From BR Bullpen
Robert Richard Boyd
(Rope or El Ropo)
- Bats Left, Throws Left
- Height 5' 10", Weight 170 lb.
- High School New Albany (MS) High School
- Debut September 8, 1951
- Final Game September 24, 1961
- Born October 1, 1919 in Potts Camp, MS USA
- Died September 7, 2004 in Wichita, KS USA
 Biographical Information
A new name of Bob Boyd was going to break into the Baltimore Orioles' rich tradition of power-hitting first basemen since the franchise switch from the St. Louis Browns in 1954. The names, Jim Gentile, Boog Powell and Eddie Murray are readily recalled. Boyd, the team's first baseman from 1956 to 1960 was a .293 career lefthanded hitter who was tagged with the nickname "Rope" for the line drives that came off his bat.

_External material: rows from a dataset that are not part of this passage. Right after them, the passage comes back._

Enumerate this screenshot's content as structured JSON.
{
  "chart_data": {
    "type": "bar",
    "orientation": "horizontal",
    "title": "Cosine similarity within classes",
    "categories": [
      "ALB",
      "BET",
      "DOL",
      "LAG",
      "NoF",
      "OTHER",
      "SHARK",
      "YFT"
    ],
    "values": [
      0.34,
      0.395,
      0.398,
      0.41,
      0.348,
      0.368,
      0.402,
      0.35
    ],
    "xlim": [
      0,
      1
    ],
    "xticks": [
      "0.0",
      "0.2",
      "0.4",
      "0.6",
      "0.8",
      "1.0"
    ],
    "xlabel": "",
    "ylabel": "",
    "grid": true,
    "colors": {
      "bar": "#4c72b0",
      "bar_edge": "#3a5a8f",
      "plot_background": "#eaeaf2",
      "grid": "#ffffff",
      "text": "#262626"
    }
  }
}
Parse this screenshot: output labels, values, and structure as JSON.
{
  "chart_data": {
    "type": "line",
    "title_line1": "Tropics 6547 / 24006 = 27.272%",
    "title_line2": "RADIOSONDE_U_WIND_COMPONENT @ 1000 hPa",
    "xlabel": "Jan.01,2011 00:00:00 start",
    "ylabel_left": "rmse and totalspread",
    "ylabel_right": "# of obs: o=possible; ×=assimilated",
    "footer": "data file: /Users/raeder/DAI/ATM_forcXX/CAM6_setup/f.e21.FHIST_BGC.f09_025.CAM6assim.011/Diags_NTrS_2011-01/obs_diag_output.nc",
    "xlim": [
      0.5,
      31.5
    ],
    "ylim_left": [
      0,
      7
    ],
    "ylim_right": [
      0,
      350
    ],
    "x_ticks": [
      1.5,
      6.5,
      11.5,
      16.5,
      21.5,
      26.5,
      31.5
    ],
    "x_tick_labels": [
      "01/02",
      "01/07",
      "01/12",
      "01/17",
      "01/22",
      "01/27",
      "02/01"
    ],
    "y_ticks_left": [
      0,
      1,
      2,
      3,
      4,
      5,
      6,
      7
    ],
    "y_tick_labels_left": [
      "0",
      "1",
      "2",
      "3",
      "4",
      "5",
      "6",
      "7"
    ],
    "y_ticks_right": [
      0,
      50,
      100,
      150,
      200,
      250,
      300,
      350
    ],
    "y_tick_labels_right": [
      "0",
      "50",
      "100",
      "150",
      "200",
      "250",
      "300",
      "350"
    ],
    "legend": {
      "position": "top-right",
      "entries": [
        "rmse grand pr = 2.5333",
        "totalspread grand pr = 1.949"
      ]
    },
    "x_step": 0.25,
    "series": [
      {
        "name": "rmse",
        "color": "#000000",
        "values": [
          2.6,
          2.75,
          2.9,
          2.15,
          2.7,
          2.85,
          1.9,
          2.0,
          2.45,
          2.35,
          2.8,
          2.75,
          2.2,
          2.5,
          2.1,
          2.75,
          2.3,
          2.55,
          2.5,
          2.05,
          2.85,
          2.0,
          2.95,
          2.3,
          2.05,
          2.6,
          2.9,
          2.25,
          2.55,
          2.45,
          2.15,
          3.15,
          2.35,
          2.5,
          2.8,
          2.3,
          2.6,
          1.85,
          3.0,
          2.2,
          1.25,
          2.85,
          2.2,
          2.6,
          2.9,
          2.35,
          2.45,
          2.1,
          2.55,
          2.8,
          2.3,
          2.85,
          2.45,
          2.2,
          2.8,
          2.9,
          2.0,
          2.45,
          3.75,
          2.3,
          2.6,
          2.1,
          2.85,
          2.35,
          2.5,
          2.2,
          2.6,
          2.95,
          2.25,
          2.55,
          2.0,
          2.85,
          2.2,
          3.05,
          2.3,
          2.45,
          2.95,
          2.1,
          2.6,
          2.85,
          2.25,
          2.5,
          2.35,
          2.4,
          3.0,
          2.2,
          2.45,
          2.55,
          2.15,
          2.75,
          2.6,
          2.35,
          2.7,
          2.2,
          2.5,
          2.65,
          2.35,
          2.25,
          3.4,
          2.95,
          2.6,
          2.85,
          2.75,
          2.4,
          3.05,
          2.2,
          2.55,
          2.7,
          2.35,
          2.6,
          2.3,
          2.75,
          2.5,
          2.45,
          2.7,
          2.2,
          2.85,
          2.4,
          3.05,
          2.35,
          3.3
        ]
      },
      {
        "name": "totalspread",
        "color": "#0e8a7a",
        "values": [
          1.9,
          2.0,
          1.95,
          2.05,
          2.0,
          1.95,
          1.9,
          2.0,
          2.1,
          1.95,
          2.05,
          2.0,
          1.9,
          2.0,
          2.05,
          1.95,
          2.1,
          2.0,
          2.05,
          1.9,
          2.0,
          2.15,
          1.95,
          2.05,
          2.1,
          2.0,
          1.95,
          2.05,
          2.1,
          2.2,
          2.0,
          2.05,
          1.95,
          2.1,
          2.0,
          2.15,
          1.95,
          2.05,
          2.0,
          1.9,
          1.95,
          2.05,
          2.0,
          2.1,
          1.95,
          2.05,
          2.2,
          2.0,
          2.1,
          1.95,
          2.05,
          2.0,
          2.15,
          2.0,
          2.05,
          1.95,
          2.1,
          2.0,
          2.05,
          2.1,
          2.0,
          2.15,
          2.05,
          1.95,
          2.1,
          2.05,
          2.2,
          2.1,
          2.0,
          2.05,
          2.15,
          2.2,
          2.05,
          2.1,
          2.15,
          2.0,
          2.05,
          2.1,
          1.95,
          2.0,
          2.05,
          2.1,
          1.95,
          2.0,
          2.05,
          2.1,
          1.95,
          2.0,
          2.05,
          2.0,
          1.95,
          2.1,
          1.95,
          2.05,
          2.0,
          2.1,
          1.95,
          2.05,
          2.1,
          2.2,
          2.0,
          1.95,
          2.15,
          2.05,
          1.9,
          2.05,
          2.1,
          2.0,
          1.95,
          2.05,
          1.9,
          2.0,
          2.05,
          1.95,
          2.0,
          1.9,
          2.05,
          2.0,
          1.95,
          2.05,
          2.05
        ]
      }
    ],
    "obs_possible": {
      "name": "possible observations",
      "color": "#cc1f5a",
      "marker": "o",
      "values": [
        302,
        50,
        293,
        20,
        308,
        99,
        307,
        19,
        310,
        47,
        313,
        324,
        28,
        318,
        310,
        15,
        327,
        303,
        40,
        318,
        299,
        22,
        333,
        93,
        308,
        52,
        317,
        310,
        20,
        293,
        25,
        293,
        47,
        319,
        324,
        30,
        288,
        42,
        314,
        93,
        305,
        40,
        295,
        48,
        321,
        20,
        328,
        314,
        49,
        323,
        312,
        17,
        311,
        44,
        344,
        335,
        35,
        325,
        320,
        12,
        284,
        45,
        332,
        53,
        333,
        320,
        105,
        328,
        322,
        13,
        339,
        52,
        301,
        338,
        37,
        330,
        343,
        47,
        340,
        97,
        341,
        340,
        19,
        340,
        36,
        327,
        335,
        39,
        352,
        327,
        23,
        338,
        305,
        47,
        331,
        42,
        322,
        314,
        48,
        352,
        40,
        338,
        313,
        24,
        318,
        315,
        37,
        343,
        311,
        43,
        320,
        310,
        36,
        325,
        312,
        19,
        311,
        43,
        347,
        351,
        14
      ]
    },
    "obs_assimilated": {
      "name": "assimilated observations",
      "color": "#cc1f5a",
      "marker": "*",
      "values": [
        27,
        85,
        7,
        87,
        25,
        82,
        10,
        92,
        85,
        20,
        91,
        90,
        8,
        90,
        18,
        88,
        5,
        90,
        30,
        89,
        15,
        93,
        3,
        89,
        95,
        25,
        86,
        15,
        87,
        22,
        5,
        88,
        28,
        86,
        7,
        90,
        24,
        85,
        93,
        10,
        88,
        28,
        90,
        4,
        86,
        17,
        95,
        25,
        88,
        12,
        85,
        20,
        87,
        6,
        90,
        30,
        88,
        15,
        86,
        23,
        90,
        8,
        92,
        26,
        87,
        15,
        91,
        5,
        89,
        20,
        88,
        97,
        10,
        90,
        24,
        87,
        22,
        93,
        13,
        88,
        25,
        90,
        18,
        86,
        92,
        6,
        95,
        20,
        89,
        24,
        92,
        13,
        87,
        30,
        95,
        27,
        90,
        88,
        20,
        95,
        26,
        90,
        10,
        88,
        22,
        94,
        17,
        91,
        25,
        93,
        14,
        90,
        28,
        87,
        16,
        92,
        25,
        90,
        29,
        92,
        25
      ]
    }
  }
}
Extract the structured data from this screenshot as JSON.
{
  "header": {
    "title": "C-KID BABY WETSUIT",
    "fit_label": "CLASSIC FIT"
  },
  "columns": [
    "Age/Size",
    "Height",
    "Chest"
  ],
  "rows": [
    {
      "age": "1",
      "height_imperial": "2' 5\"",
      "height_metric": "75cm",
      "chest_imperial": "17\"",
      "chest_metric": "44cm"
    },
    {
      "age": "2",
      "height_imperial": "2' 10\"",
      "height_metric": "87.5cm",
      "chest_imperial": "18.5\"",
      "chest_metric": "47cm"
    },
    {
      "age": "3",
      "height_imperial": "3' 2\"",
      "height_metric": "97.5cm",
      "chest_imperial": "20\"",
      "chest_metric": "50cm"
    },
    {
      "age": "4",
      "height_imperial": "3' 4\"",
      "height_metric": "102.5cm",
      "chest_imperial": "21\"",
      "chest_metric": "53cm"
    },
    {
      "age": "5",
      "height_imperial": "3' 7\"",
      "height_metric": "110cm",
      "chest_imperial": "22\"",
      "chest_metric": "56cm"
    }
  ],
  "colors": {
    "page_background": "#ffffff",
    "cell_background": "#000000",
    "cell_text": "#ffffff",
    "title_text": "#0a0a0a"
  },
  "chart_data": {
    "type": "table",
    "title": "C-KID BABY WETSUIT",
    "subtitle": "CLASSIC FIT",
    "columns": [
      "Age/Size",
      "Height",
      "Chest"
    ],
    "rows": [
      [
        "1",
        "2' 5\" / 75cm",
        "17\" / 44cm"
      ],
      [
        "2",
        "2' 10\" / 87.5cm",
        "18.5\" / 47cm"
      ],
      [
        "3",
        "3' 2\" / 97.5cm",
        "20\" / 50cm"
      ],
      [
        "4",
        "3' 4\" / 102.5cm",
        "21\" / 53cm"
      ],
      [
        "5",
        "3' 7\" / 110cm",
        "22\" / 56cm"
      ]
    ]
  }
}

A .300 plus hitter for five straight years in the Negro Leagues before being signed by the Chicago White Sox in 1950, Boyd continued to blister the ball in the high minors in the early 1950s with his .320 average in 1952 for the Seattle Rainiers, winning the Pacific Coast League batting title.
By the mid-1950s, he was approaching 30 and still in the minors. This prompted Doc Young in Jet Magazine to write, "Boyd's case is typical of Negro players who linger in organizations unwilling to give them a chance." Boyd himself would state years later: "The early black players had to do much better than the white players to make the majors."
When he was drafted by the Baltimore Orioles on November 27, 1955 in the Rule V draft and finally given a chance to play on a regular basis, Bob hit over .300 in four of his last five seasons, with a career-high .318 mark in 1957, the fourth-best in the American League that season. He once lined seven straight base hits against the Cleveland Indians in a 1958 doubleheader.
For several years after last appearing in the majors with the Kansas City Athletics and Milwaukee Braves in 1961, he continued to "rope" line drives for the Rapid Transit Dreamliners, a top-flight national power semi-pro team. In his last big league season, he was at 41 the oldest player in all of Major League Baseball.